September 10, 2009
It was 5:15 a.m. when I rolled over to hit the snooze button. The day finally arrived to start my adventure to Alaska. It has been almost 10 years since I have been in the science field and worked as a scientist, exploring our oceans. The idea of participating in a current marine research project with scientists once again is rejuvenating. The yellow taxi cab picked me up as I kiss my adorable, eleven-month old baby boy, Carter and supportive husband, Marc, goodbye. He understands my passion to explore the oceans and to educate people about it.
I currently teach at Madeira Beach Fundamental Middle School, a marine theme school that is located on the diverse and plentiful, Boca Ciega Bay in St.

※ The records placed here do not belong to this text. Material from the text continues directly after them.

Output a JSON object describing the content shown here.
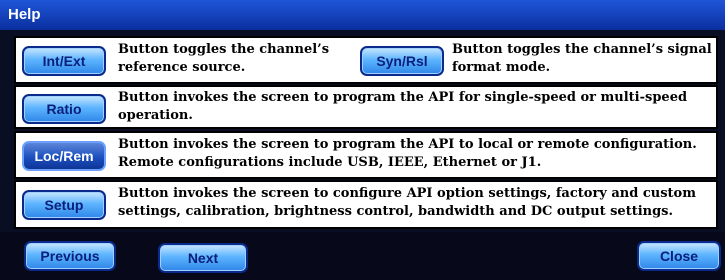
{
  "window": {
    "title": "Help"
  },
  "rows": {
    "intext": {
      "button": "Int/Ext",
      "text": "Button toggles the channel’s reference source."
    },
    "synrsl": {
      "button": "Syn/Rsl",
      "text": "Button toggles the channel’s signal format mode."
    },
    "ratio": {
      "button": "Ratio",
      "text": "Button invokes the screen to program the API for single-speed or multi-speed operation."
    },
    "locrem": {
      "button": "Loc/Rem",
      "text": "Button invokes the screen to program the API to local or remote configuration. Remote configurations include USB, IEEE, Ethernet or J1."
    },
    "setup": {
      "button": "Setup",
      "text": "Button invokes the screen to configure API option settings, factory and custom settings, calibration, brightness control, bandwidth and DC output settings."
    }
  },
  "footer": {
    "previous": "Previous",
    "next": "Next",
    "close": "Close"
  }
}
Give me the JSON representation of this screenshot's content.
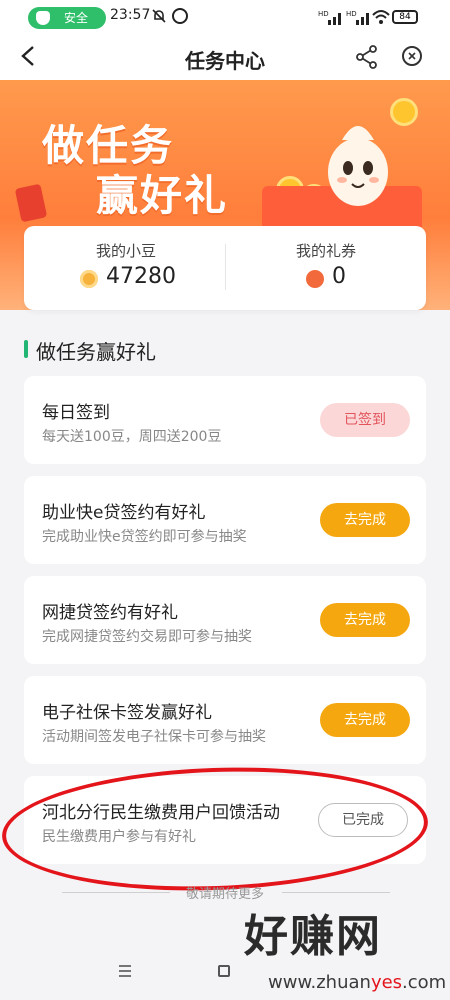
{
  "status_bar": {
    "safe_label": "安全",
    "time": "23:57",
    "battery": "84"
  },
  "nav": {
    "title": "任务中心"
  },
  "banner": {
    "slogan_line1": "做任务",
    "slogan_line2": "赢好礼"
  },
  "stats": {
    "beans_label": "我的小豆",
    "beans_value": "47280",
    "coupons_label": "我的礼券",
    "coupons_value": "0"
  },
  "section": {
    "title": "做任务赢好礼"
  },
  "tasks": [
    {
      "title": "每日签到",
      "subtitle": "每天送100豆，周四送200豆",
      "button": "已签到"
    },
    {
      "title": "助业快e贷签约有好礼",
      "subtitle": "完成助业快e贷签约即可参与抽奖",
      "button": "去完成"
    },
    {
      "title": "网捷贷签约有好礼",
      "subtitle": "完成网捷贷签约交易即可参与抽奖",
      "button": "去完成"
    },
    {
      "title": "电子社保卡签发赢好礼",
      "subtitle": "活动期间签发电子社保卡可参与抽奖",
      "button": "去完成"
    },
    {
      "title": "河北分行民生缴费用户回馈活动",
      "subtitle": "民生缴费用户参与有好礼",
      "button": "已完成"
    }
  ],
  "footer": {
    "more": "敬请期待更多"
  },
  "watermark": {
    "text": "好赚网",
    "url_prefix": "www.zhuan",
    "url_accent": "yes",
    "url_suffix": ".com"
  },
  "colors": {
    "accent_orange": "#ff7e3b",
    "button_yellow": "#f5a70f",
    "section_green": "#22b573",
    "annotation_red": "#e3151b"
  }
}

Petersburg, Florida. We have multiple aquariums including touch tanks, display tanks, and personal aquariums for the students to run. Our weekly field trips take place in our backyard collecting marine organisms from the docks, mangrove trail, and our beach.

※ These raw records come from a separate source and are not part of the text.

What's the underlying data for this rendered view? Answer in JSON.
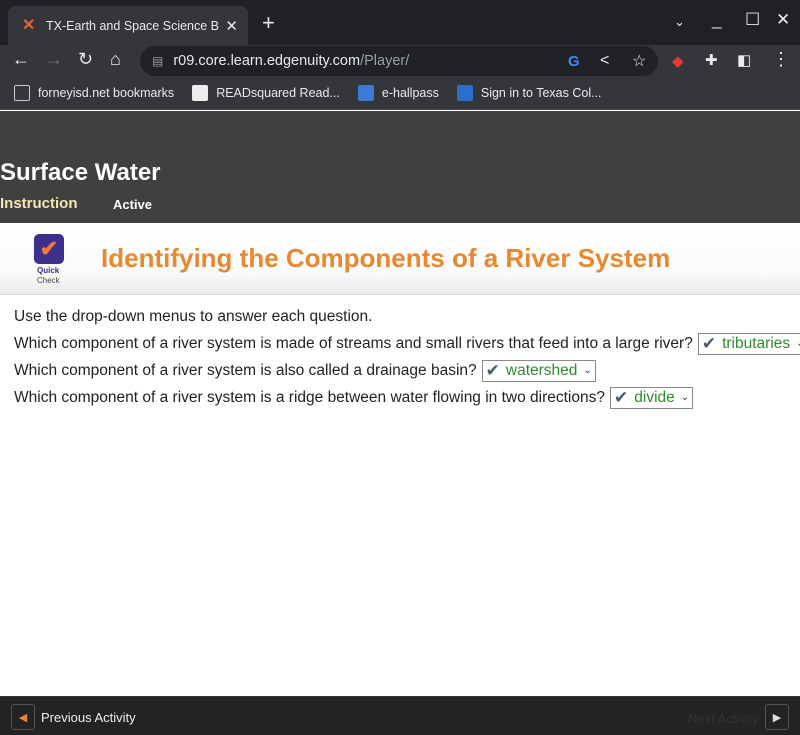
{
  "browser": {
    "tab_title": "TX-Earth and Space Science B - E",
    "url_host": "r09.core.learn.edgenuity.com",
    "url_path": "/Player/",
    "bookmarks": [
      {
        "label": "forneyisd.net bookmarks",
        "icon": "folder-icon"
      },
      {
        "label": "READsquared Read...",
        "icon": "readsquared-icon"
      },
      {
        "label": "e-hallpass",
        "icon": "ehallpass-icon"
      },
      {
        "label": "Sign in to Texas Col...",
        "icon": "texas-college-icon"
      }
    ]
  },
  "header": {
    "lesson_title": "Surface Water",
    "section": "Instruction",
    "status": "Active"
  },
  "activity": {
    "badge_line1": "Quick",
    "badge_line2": "Check",
    "title": "Identifying the Components of a River System"
  },
  "questions": {
    "instructions": "Use the drop-down menus to answer each question.",
    "items": [
      {
        "text": "Which component of a river system is made of streams and small rivers that feed into a large river?",
        "answer": "tributaries",
        "correct": true
      },
      {
        "text": "Which component of a river system is also called a drainage basin?",
        "answer": "watershed",
        "correct": true
      },
      {
        "text": "Which component of a river system is a ridge between water flowing in two directions?",
        "answer": "divide",
        "correct": true
      }
    ]
  },
  "footer": {
    "prev_label": "Previous Activity",
    "next_label": "Next Activity"
  },
  "colors": {
    "accent_orange": "#e8892f",
    "correct_green": "#2e8b2e",
    "badge_purple": "#3e2f8c"
  }
}
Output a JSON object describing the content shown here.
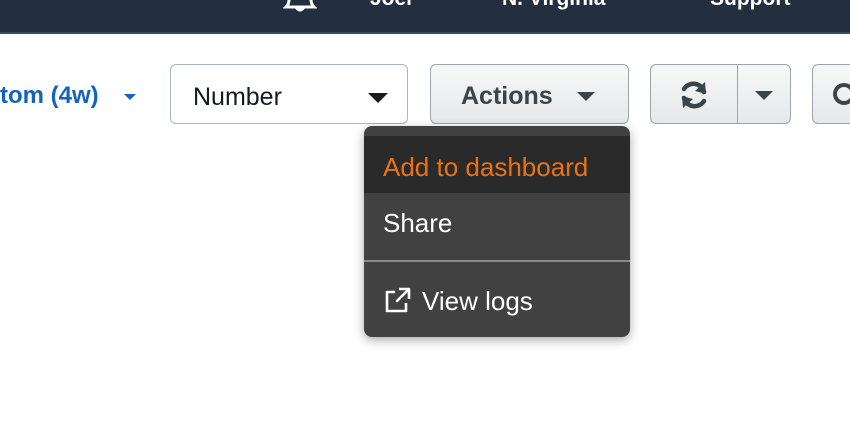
{
  "topnav": {
    "user_label": "Joel",
    "region_label": "N. Virginia",
    "support_label": "Support",
    "bell_icon": "bell-icon"
  },
  "toolbar": {
    "period_label": "tom (4w)",
    "view_select": {
      "value": "Number"
    },
    "actions_label": "Actions",
    "refresh_icon": "refresh-icon"
  },
  "actions_menu": {
    "items": [
      {
        "label": "Add to dashboard",
        "active": true
      },
      {
        "label": "Share"
      },
      {
        "label": "View logs",
        "icon": "external-link-icon"
      }
    ]
  },
  "colors": {
    "nav_background": "#232f3e",
    "link_blue": "#1166bb",
    "menu_background": "#414141",
    "menu_active_text": "#ec7211"
  }
}
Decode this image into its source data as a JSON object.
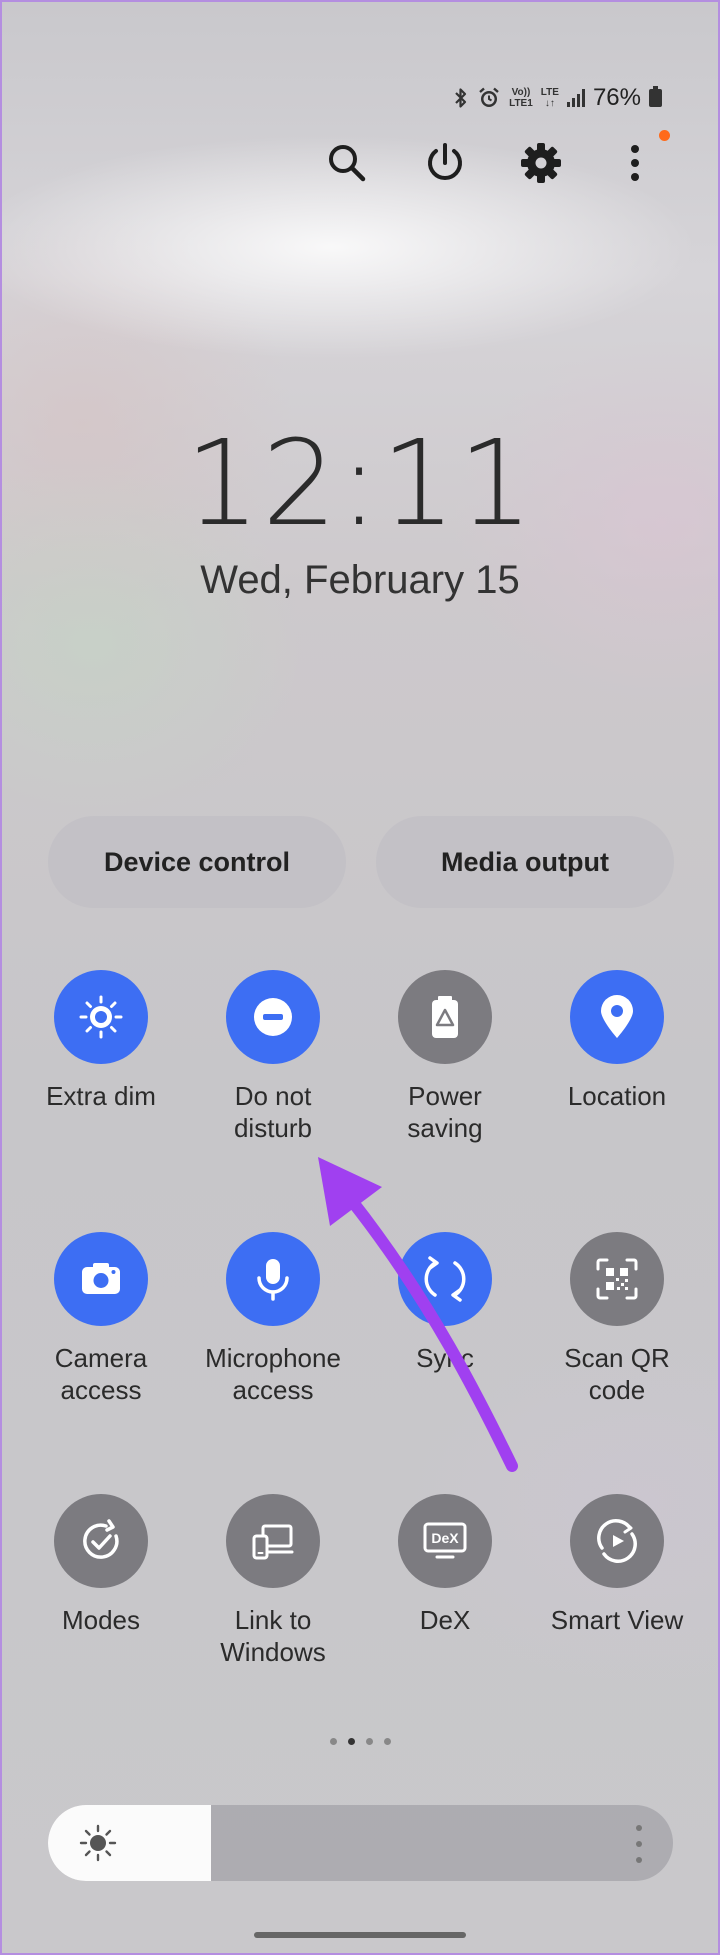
{
  "status_bar": {
    "volte_top": "Vo))",
    "volte_bottom": "LTE1",
    "network": "LTE",
    "battery_percent": "76%",
    "icons": [
      "bluetooth-icon",
      "alarm-icon",
      "volte-icon",
      "lte-icon",
      "signal-icon",
      "battery-icon"
    ]
  },
  "actions": {
    "icons": [
      "search-icon",
      "power-icon",
      "settings-gear-icon",
      "more-vertical-icon"
    ],
    "notification_dot_color": "#ff6a1a"
  },
  "clock": {
    "time": "12:11",
    "date": "Wed, February 15"
  },
  "pills": {
    "device_control": "Device control",
    "media_output": "Media output"
  },
  "tiles": [
    {
      "label": "Extra dim",
      "state": "on",
      "icon": "extra-dim-icon"
    },
    {
      "label": "Do not\ndisturb",
      "state": "on",
      "icon": "do-not-disturb-icon"
    },
    {
      "label": "Power\nsaving",
      "state": "off",
      "icon": "power-saving-icon"
    },
    {
      "label": "Location",
      "state": "on",
      "icon": "location-pin-icon"
    },
    {
      "label": "Camera\naccess",
      "state": "on",
      "icon": "camera-icon"
    },
    {
      "label": "Microphone\naccess",
      "state": "on",
      "icon": "microphone-icon"
    },
    {
      "label": "Sync",
      "state": "on",
      "icon": "sync-icon"
    },
    {
      "label": "Scan QR\ncode",
      "state": "off",
      "icon": "qr-code-icon"
    },
    {
      "label": "Modes",
      "state": "off",
      "icon": "modes-icon"
    },
    {
      "label": "Link to\nWindows",
      "state": "off",
      "icon": "link-to-windows-icon"
    },
    {
      "label": "DeX",
      "state": "off",
      "icon": "dex-icon"
    },
    {
      "label": "Smart View",
      "state": "off",
      "icon": "smart-view-icon"
    }
  ],
  "tile_icon_dex_text": "DeX",
  "pagination": {
    "count": 4,
    "active": 1
  },
  "brightness": {
    "level": 0.26
  },
  "colors": {
    "accent": "#3d6ef3",
    "tile_off": "#7c7b80",
    "annotation_arrow": "#a040f0"
  }
}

Oceanographic scientific information can be complicated yet imperative for our students and population to understand. We are all affected by what happens in our oceans, we are all connected. If one small factor is altered in our ecosystem it affects all of us.
I am honored to have be chosen as one of the few applicants to be accepted into the National Science Foundation's, ARMADA Project. This project is well thought-out and systematically directed by the Office of Marine Programs at the University of Rhode Island. The ARMADA project methodically placed me aboard the research vessel, R/V Tiglax based out of Seward Alaska. The R/V Tiglax is owned and operated by the U.S. Fish and Wildlife Service of the Department of the interior. Dr. Jeremy Mathis from the University of Alaska Fairbanks, Institute of Marine Science will be the chief scientist. This research is funded by the North Pacific Research Board, a non-governmental organization (NGO) of the 2005-2009 and represents a continuation of the 1998-2004 NE Pacific GLOBEC program.

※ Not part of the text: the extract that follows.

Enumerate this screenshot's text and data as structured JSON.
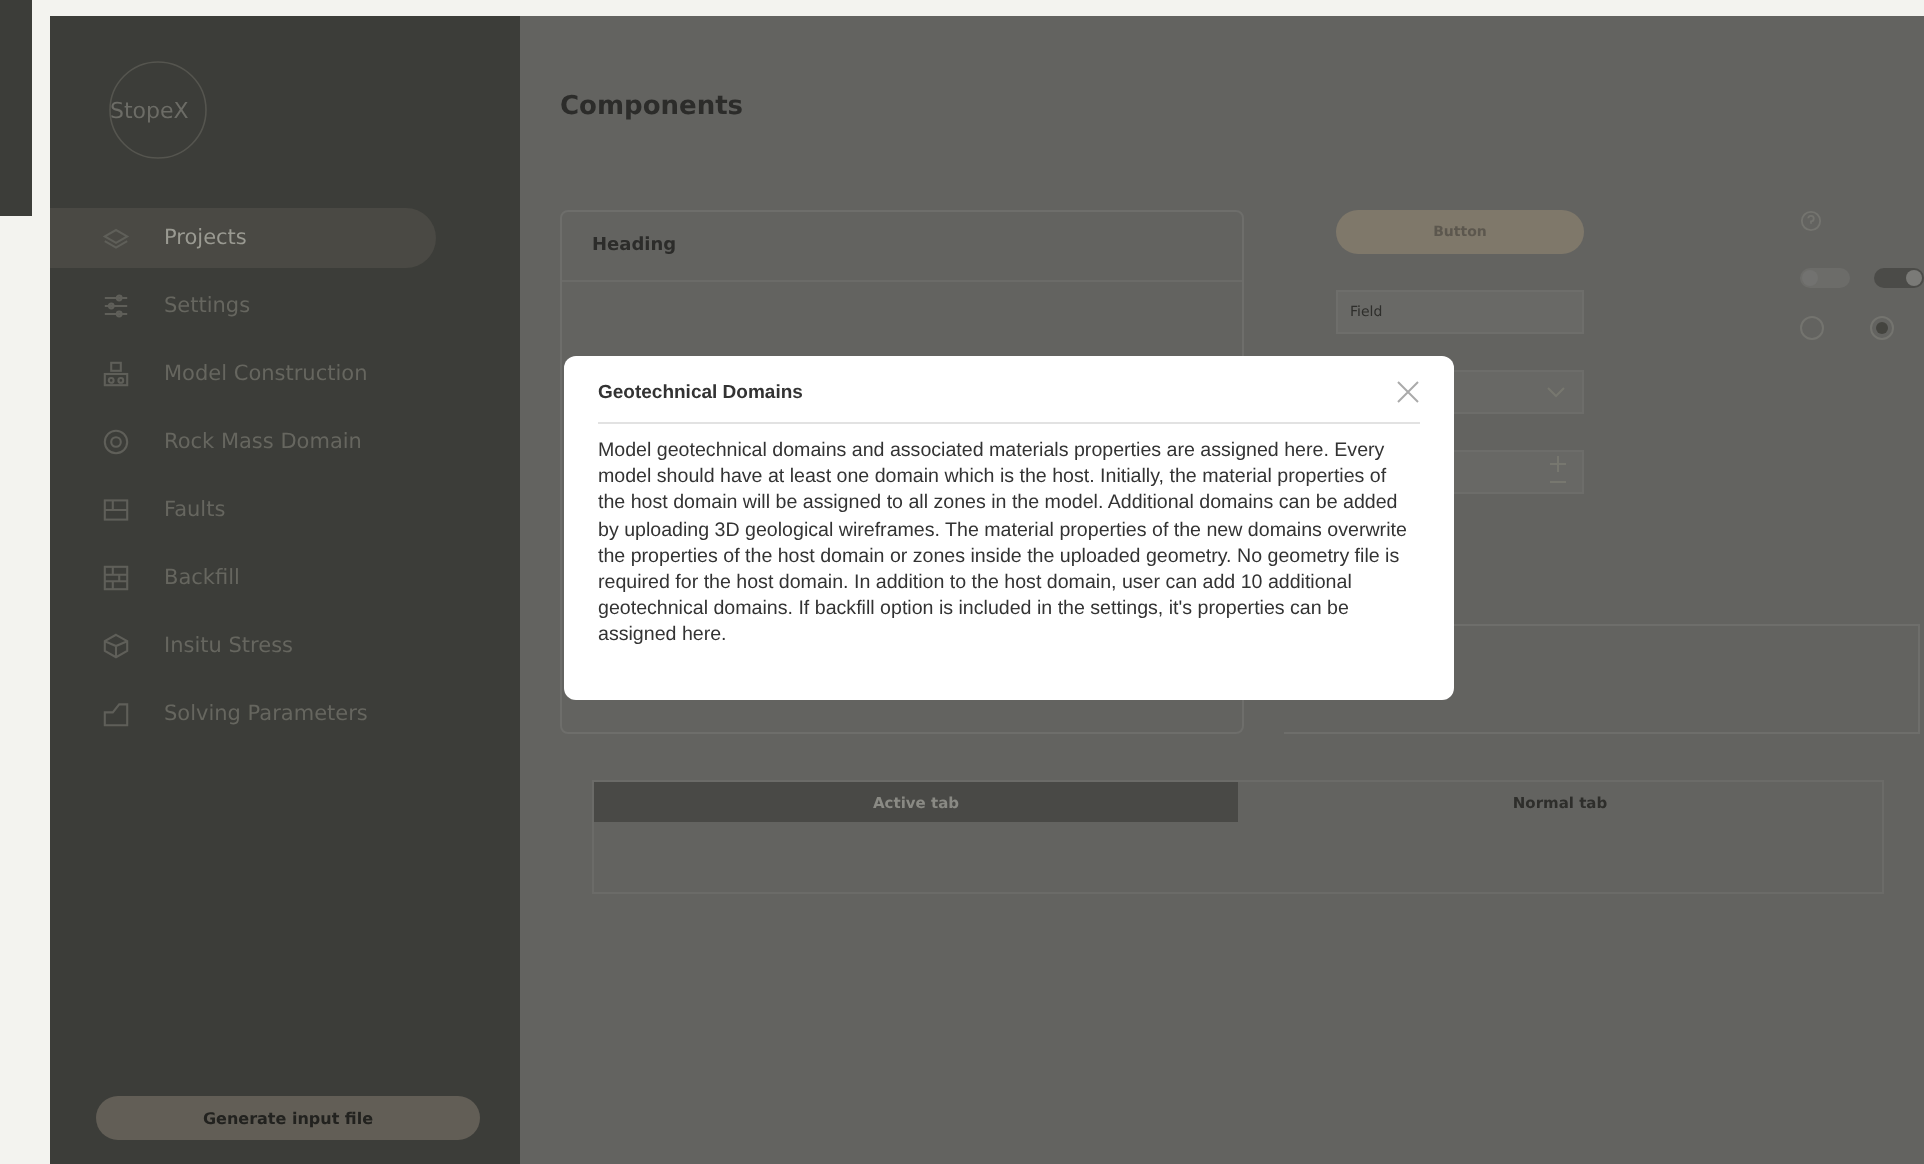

The cruise will analyze an imaginary line in the Gulf of Alaska, known as the Seward line with 13 stations to study. This line goes out 130 miles out to sea covering the continental shelf, slope, and the deep water basin. The furthest station out is the Gulf of Alaska (GAK) 13 and is approximately 1800 meters (5,905 feet) deep. This was our second station we traveled to before the storm hit. The main purpose of this cruise is to develop an understanding of the response of marine waters to climate variability. It will be interesting to see the changes that have gone on in the past; this is the 13th consecutive year of this long-term observation program. Ocean acidification has been one of the most significant studies Dr. Jeremy Mathis and his graduate students have been focusing on. However, there are several other studies being conducted.
Some of the data that is included but not limited to; determining primary production, phytoplankton biomass and distribution, zooplankton abundance, copepod rates of somatic growth and egg production, thermocline, halocline, Dissolved Organic/Inorganic Carbon (DOC, DIC) and nutrient (nitrogen, phosphorus) levels in the waters of the Gulf of Alaska.